Guardian News and Media/London

Author Hilary Mantel has delivered a defiant response to criticism from Tory MPs and rightwing commentators of her imagined account of the killing of Margaret Thatcher by an IRA sniper. Mantel’s new short story, The Assassination of Margaret Thatcher - August 6th 1983, prompted outrage after it was published by the Guardian over the weekend.

Mantel, who had expected a backlash against the story, said yesterday it would be “unconscionable” to regard such a fictional account as off-limits, as her critics have suggested.

The Daily Telegraph had refused to publish the story even after it paid a substantial sum to secure the exclusive rights. Tory MP Conor Burns told the Sunday Times that the story represented a grave offence to the victims of the IRA. “I also never cease to be amazed by the disordered psyche of some on the left,” he said.   Fellow Tory backbencher Nadine Dorries told the Daily Mail she was “gutted” because she was such a fan of Mantel’s writing. “It is shocking as it is so close (to Thatcher’s death) and she still has living family and children.

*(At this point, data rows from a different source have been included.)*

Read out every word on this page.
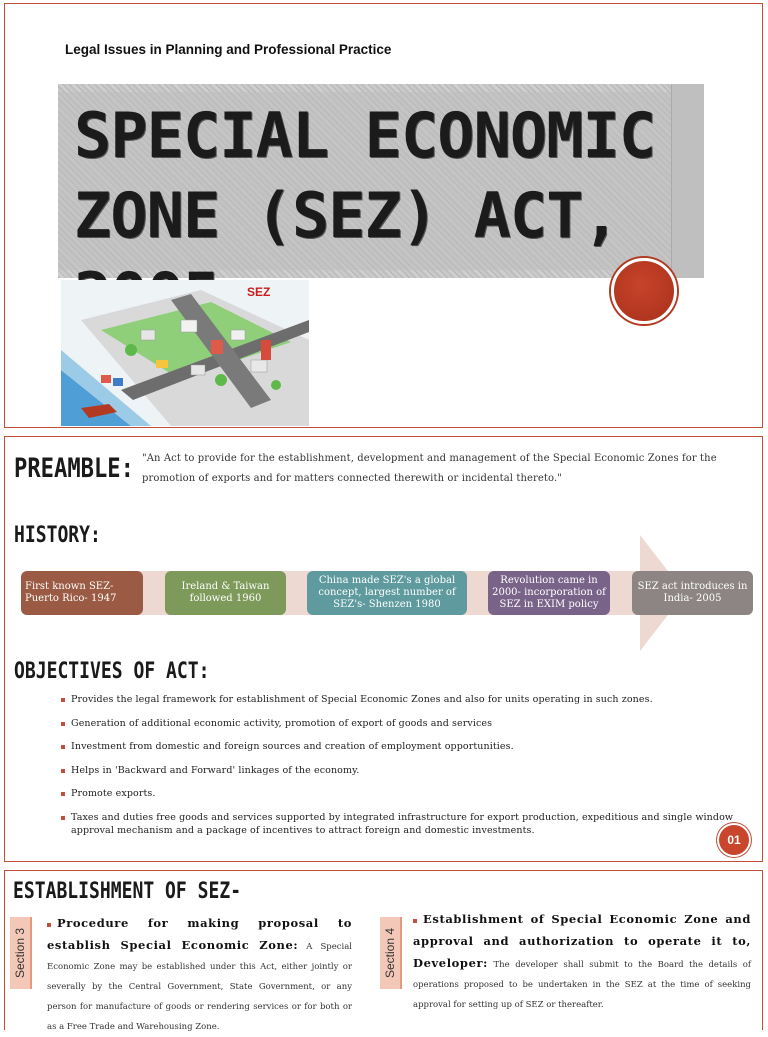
Legal Issues in Planning and Professional Practice
SPECIAL ECONOMIC
ZONE (SEZ) ACT,
SEZ
PREAMBLE: "An Act to provide for the establishment, development and management of the Special Economic Zones for the promotion of exports and for matters connected therewith or incidental thereto."
HISTORY:
First known SEZ- Puerto Rico- 1947
Ireland & Taiwan followed 1960
China made SEZ's a global concept, largest number of SEZ's- Shenzen 1980
Revolution came in 2000- incorporation of SEZ in EXIM policy
SEZ act introduces in India- 2005
OBJECTIVES OF ACT:
Provides the legal framework for establishment of Special Economic Zones and also for units operating in such zones.
Generation of additional economic activity, promotion of export of goods and services
Investment from domestic and foreign sources and creation of employment opportunities.
Helps in 'Backward and Forward' linkages of the economy.
Promote exports.
Taxes and duties free goods and services supported by integrated infrastructure for export production, expeditious and single window approval mechanism and a package of incentives to attract foreign and domestic investments.
01
ESTABLISHMENT OF SEZ-
Section 3
Procedure for making proposal to establish Special Economic Zone: A Special Economic Zone may be established under this Act, either jointly or severally by the Central Government, State Government, or any person for manufacture of goods or rendering services or for both or as a Free Trade and Warehousing Zone.
Section 4
Establishment of Special Economic Zone and approval and authorization to operate it to, Developer: The developer shall submit to the Board the details of operations proposed to be undertaken in the SEZ at the time of seeking approval for setting up of SEZ or thereafter.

It is about a character whose demise is so recent.”

Mail columnist Stephen Glover dismissed the story as “dangerous nonsense”. He said: “Mantel’s contribution is peculiarly damaging because, while she appears so mild-mannered, her message is interpretable as a deadly one. If you don’t like your democratically elected leaders, who operate within the rule of law, you can always think about assassinating them.”

Lord Bell, a former adviser to Thatcher, suggested that the police should investigate. Mantel was asked about the criticism on BBC Radio 4’s Start the Week. She said: “I think it would be unconscionable to say this is too dark, we can’t examine it. We can’t be running away from history. We have to face it head-on, because the repercussions of  Thatcher’s reign have fed the nation. It is still resonating. Whatever your view of her she was a shaper of history.” Mantel said her story was an examination of why Thatcher “aroused such visceral passion in so many people”. She said: “The two people (in the story) who are looking down at her from the window both agree on the desirability and propriety of the desirability of shooting her there and then, but they have to argue about the reason for doing it while taking tea together.

“I did want to examine that interface between politics and personality which is so marked in her case. She is a marvellous person to put into fiction because of the contradictions that run straight through her personality. You always feel she was a walking argument.”

In an interview in the Guardian on Saturday, Mantel said the inspiration for the story came from the day in 1983 when she spotted an unguarded Thatcher from the window of her Windsor flat and fantasised about killing her. “When I think of her, I can still feel that boiling detestation. She did longstanding damage in many areas of national life, but I am not either of (the two characters) in that room. I am standing by the window with the notebook. I never voted for her, but I can stand back and appreciate her as a phenomenon. As a citizen, I suffered from her but, as a writer, I benefited.”